A total of 63 individuals succumbed to COVID-19 from the discovery group and 41 from the replication group. The team detected 2101 proteins related to death in the discovery cohort, among which 297 proteins were replicated. The team also found 64 proteins related to the COVID-1 outcomes of infection, ventilation, and death. Among these, 59 proteins showed consistent upregulation in all COVID-19 patients, including angiopoietin-related protein 4 (ANGL4), bone morphogenetic protein 10 (BMP10), macrophage colony-stimulating factor 1 (CSF-1), leukocyte-specific transcript 1 protein (LST1), interleukin-1 receptor antagonist protein (IL-1Ra), transforming growth factor beta-1 (TGFB1), protein kinase C zeta type (PKC-Z), and vimentin.

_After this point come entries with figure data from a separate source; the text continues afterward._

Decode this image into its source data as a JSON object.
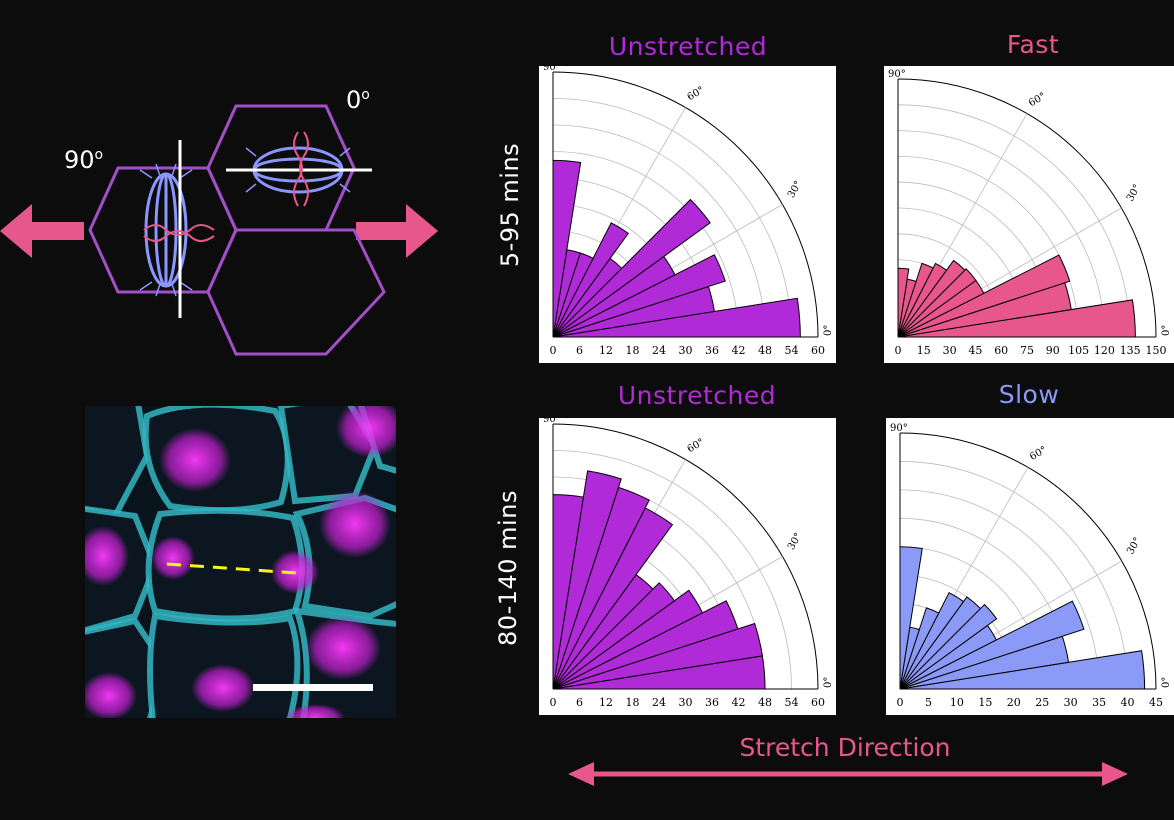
{
  "diagram": {
    "label_90": "90",
    "label_0": "0",
    "degree_mark": "o"
  },
  "rows": [
    {
      "label": "5-95 mins"
    },
    {
      "label": "80-140 mins"
    }
  ],
  "stretch_label": "Stretch Direction",
  "colors": {
    "unstretched": "#b02ad8",
    "fast": "#e8578c",
    "slow": "#8b99f7",
    "cell_outline": "#a24fc8",
    "spindle": "#8b96ff",
    "arrow": "#e8578c"
  },
  "chart_data": [
    {
      "type": "polar_bar",
      "title": "Unstretched",
      "title_color": "#b02ad8",
      "fill": "#b02ad8",
      "theta_range_deg": [
        0,
        90
      ],
      "theta_ticks": [
        "0°",
        "30°",
        "60°",
        "90°"
      ],
      "rmax": 60,
      "r_ticks": [
        "0",
        "6",
        "12",
        "18",
        "24",
        "30",
        "36",
        "42",
        "48",
        "54",
        "60"
      ],
      "bin_width_deg": 9,
      "bin_start_deg": [
        0,
        9,
        18,
        27,
        36,
        45,
        54,
        63,
        72,
        81
      ],
      "values": [
        56,
        37,
        41,
        31,
        44,
        22,
        29,
        20,
        20,
        40
      ]
    },
    {
      "type": "polar_bar",
      "title": "Fast",
      "title_color": "#e8578c",
      "fill": "#e8578c",
      "theta_range_deg": [
        0,
        90
      ],
      "theta_ticks": [
        "0°",
        "30°",
        "60°",
        "90°"
      ],
      "rmax": 150,
      "r_ticks": [
        "0",
        "15",
        "30",
        "45",
        "60",
        "75",
        "90",
        "105",
        "120",
        "135",
        "150"
      ],
      "bin_width_deg": 9,
      "bin_start_deg": [
        0,
        9,
        18,
        27,
        36,
        45,
        54,
        63,
        72,
        81
      ],
      "values": [
        138,
        102,
        105,
        56,
        56,
        55,
        48,
        45,
        34,
        40
      ]
    },
    {
      "type": "polar_bar",
      "title": "Unstretched",
      "title_color": "#b02ad8",
      "fill": "#b02ad8",
      "theta_range_deg": [
        0,
        90
      ],
      "theta_ticks": [
        "0°",
        "30°",
        "60°",
        "90°"
      ],
      "rmax": 60,
      "r_ticks": [
        "0",
        "6",
        "12",
        "18",
        "24",
        "30",
        "36",
        "42",
        "48",
        "54",
        "60"
      ],
      "bin_width_deg": 9,
      "bin_start_deg": [
        0,
        9,
        18,
        27,
        36,
        45,
        54,
        63,
        72,
        81
      ],
      "values": [
        48,
        48,
        44,
        38,
        34,
        32,
        46,
        48,
        50,
        44
      ]
    },
    {
      "type": "polar_bar",
      "title": "Slow",
      "title_color": "#8b99f7",
      "fill": "#8b99f7",
      "theta_range_deg": [
        0,
        90
      ],
      "theta_ticks": [
        "0°",
        "30°",
        "60°",
        "90°"
      ],
      "rmax": 45,
      "r_ticks": [
        "0",
        "5",
        "10",
        "15",
        "20",
        "25",
        "30",
        "35",
        "40",
        "45"
      ],
      "bin_width_deg": 9,
      "bin_start_deg": [
        0,
        9,
        18,
        27,
        36,
        45,
        54,
        63,
        72,
        81
      ],
      "values": [
        43,
        30,
        34,
        19,
        21,
        20,
        19,
        15,
        11,
        25
      ]
    }
  ]
}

The team also detected 64 proteins that could be potentially utilized to predict COVID-19-infected individuals as well as the persons who will require ventilation. Furthermore, the team found a COVID-19-specific pathway that included genes down-regulated by SARS- CoV-2 infection that was found to be enriched for the three COVID-19 outcomes of infection, ventilation, and mortality. Several other pathways that showed enrichment for immunologic signatures included adaptive, innate, B cell response from the influenza vaccine or cytokine signaling in the immune system. Also, enriched pathways not related to the immune response against viral infection, including Alzheimer’s disease and coronary artery disease pathways, were detected.

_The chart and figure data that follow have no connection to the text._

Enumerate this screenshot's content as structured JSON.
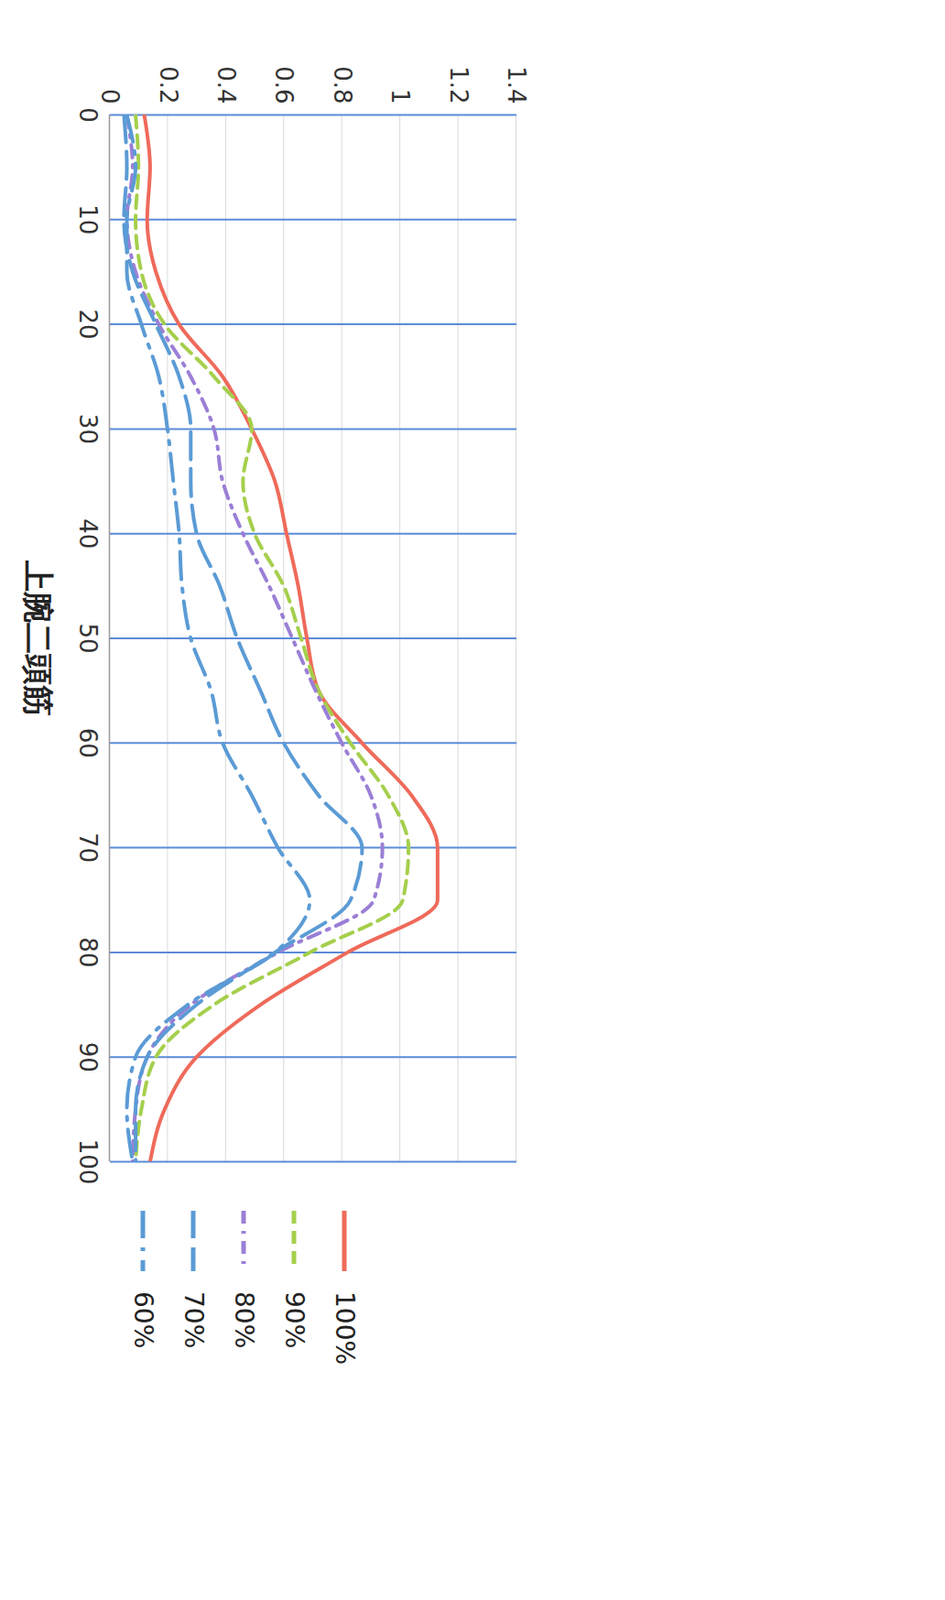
{
  "chart_data": {
    "type": "line",
    "title": "上腕二頭筋",
    "x": [
      0,
      5,
      10,
      15,
      20,
      25,
      30,
      35,
      40,
      45,
      50,
      55,
      60,
      65,
      70,
      75,
      80,
      85,
      90,
      95,
      100
    ],
    "xlim": [
      0,
      100
    ],
    "xticks": [
      0,
      10,
      20,
      30,
      40,
      50,
      60,
      70,
      80,
      90,
      100
    ],
    "ylim": [
      0,
      1.4
    ],
    "yticks": [
      0,
      0.2,
      0.4,
      0.6,
      0.8,
      1,
      1.2,
      1.4
    ],
    "grid": true,
    "legend": "right",
    "series": [
      {
        "name": "100%",
        "color": "#ef6a5a",
        "line_style": "solid",
        "values": [
          0.12,
          0.14,
          0.13,
          0.16,
          0.24,
          0.39,
          0.49,
          0.57,
          0.61,
          0.65,
          0.68,
          0.72,
          0.87,
          1.04,
          1.13,
          1.13,
          0.82,
          0.52,
          0.3,
          0.19,
          0.14
        ]
      },
      {
        "name": "90%",
        "color": "#a5cf4c",
        "line_style": "dashed",
        "values": [
          0.09,
          0.1,
          0.09,
          0.11,
          0.19,
          0.36,
          0.49,
          0.46,
          0.5,
          0.6,
          0.66,
          0.72,
          0.83,
          0.96,
          1.03,
          1.01,
          0.69,
          0.36,
          0.16,
          0.11,
          0.09
        ]
      },
      {
        "name": "80%",
        "color": "#9b7fd6",
        "line_style": "dashdot",
        "values": [
          0.06,
          0.08,
          0.06,
          0.09,
          0.17,
          0.28,
          0.36,
          0.39,
          0.46,
          0.55,
          0.63,
          0.71,
          0.8,
          0.9,
          0.94,
          0.91,
          0.58,
          0.28,
          0.13,
          0.09,
          0.08
        ]
      },
      {
        "name": "70%",
        "color": "#5b9bd5",
        "line_style": "longdash",
        "values": [
          0.05,
          0.06,
          0.05,
          0.08,
          0.16,
          0.24,
          0.28,
          0.28,
          0.3,
          0.38,
          0.44,
          0.52,
          0.6,
          0.72,
          0.87,
          0.83,
          0.57,
          0.3,
          0.13,
          0.09,
          0.09
        ]
      },
      {
        "name": "60%",
        "color": "#5b9bd5",
        "line_style": "longdashdot",
        "values": [
          0.06,
          0.09,
          0.06,
          0.06,
          0.11,
          0.17,
          0.2,
          0.22,
          0.24,
          0.25,
          0.28,
          0.35,
          0.39,
          0.49,
          0.58,
          0.69,
          0.57,
          0.27,
          0.09,
          0.06,
          0.08
        ]
      }
    ]
  }
}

Several proteins which were related to COVID-19 outcomes were also part of the pathways associated with Alzheimer’s disease, including branched-chain-amino-acid aminotransferase, mitochondrial (BCAT2), ephrin type-A receptor 5 (EPHA5), glial fibrillary acidic protein (GFAP), neurogranin (NEUG), neurofilament light polypeptide (NFL), microtubule-associated protein tau (MAPT), and transmembrane protein 106B (TMEM106B).

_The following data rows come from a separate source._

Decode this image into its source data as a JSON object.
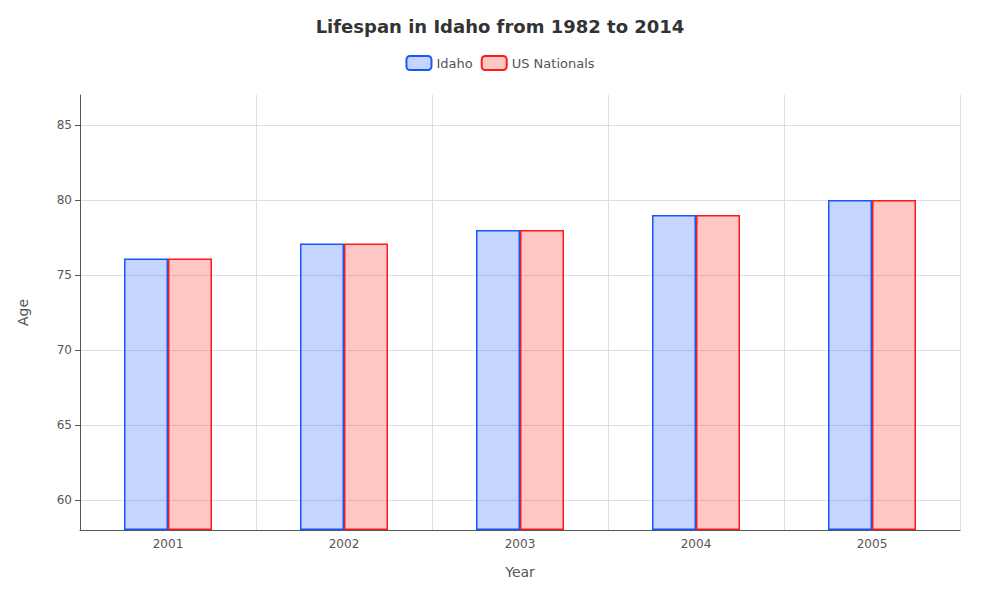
{
  "chart_data": {
    "type": "bar",
    "title": "Lifespan in Idaho from 1982 to 2014",
    "x_label": "Year",
    "y_label": "Age",
    "categories": [
      "2001",
      "2002",
      "2003",
      "2004",
      "2005"
    ],
    "series": [
      {
        "name": "Idaho",
        "color": "#1a56ff",
        "values": [
          76.1,
          77.1,
          78.0,
          79.0,
          80.0
        ]
      },
      {
        "name": "US Nationals",
        "color": "#ff1a1a",
        "values": [
          76.1,
          77.1,
          78.0,
          79.0,
          80.0
        ]
      }
    ],
    "ylim": [
      58,
      87
    ],
    "yticks": [
      60,
      65,
      70,
      75,
      80,
      85
    ],
    "grid": true,
    "legend": "upper center"
  }
}
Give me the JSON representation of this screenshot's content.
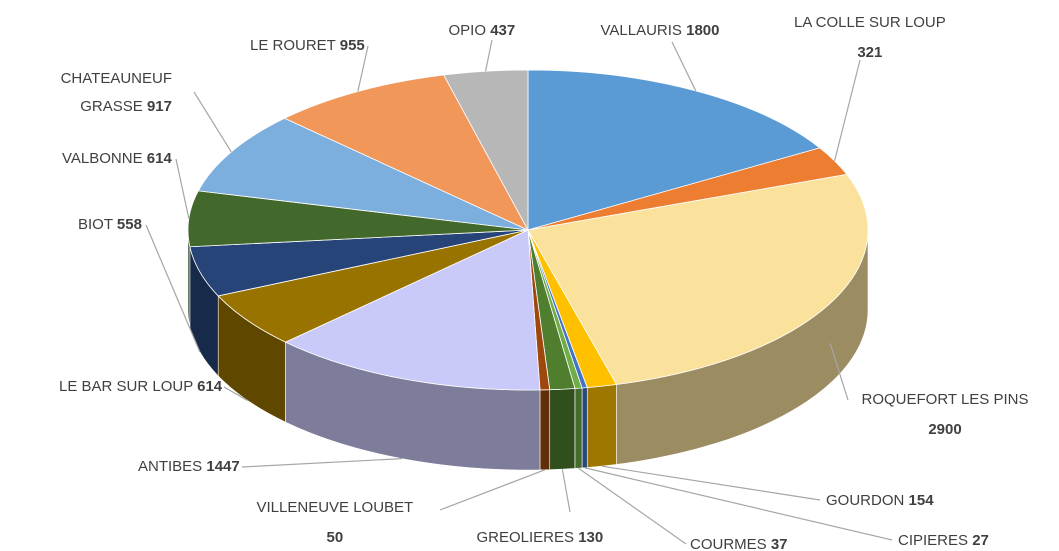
{
  "chart_data": {
    "type": "pie3d",
    "categories": [
      "VALLAURIS",
      "LA COLLE SUR LOUP",
      "ROQUEFORT LES PINS",
      "GOURDON",
      "CIPIERES",
      "COURMES",
      "GREOLIERES",
      "VILLENEUVE LOUBET",
      "ANTIBES",
      "LE BAR SUR LOUP",
      "BIOT",
      "VALBONNE",
      "CHATEAUNEUF GRASSE",
      "LE ROURET",
      "OPIO"
    ],
    "values": [
      1800,
      321,
      2900,
      154,
      27,
      37,
      130,
      50,
      1447,
      614,
      558,
      614,
      917,
      955,
      437
    ],
    "colors": [
      "#5b9bd5",
      "#ed7d31",
      "#fae29c",
      "#ffc000",
      "#4472c4",
      "#70ad47",
      "#4f7f2e",
      "#9e480e",
      "#c9c9fa",
      "#997300",
      "#264478",
      "#43682b",
      "#7cafdd",
      "#f1975a",
      "#b7b7b7"
    ]
  }
}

Furthermore, the team found substantially high levels of troponin in COVID-19 patients and those requiring ventilation. High concentrations of the ANGL4 were also detected in COVID-19 infection, ventilation, and death. FURIN, which is associated with coronary artery disease, was also found at increased levels in infection and ventilation outcomes.
Overall, the study findings showed that deep proteomics profiling of COVID-19-infected individuals accurately identified dysregulated proteins due to severe COVID-19 outcomes. The researchers believe that the present study could develop the role of proteomic studies in understanding COVID-19.
medRxiv publishes preliminary scientific reports that are not peer-reviewed and, therefore, should not be regarded as conclusive, guide clinical practice/health-related behavior, or treated as established information.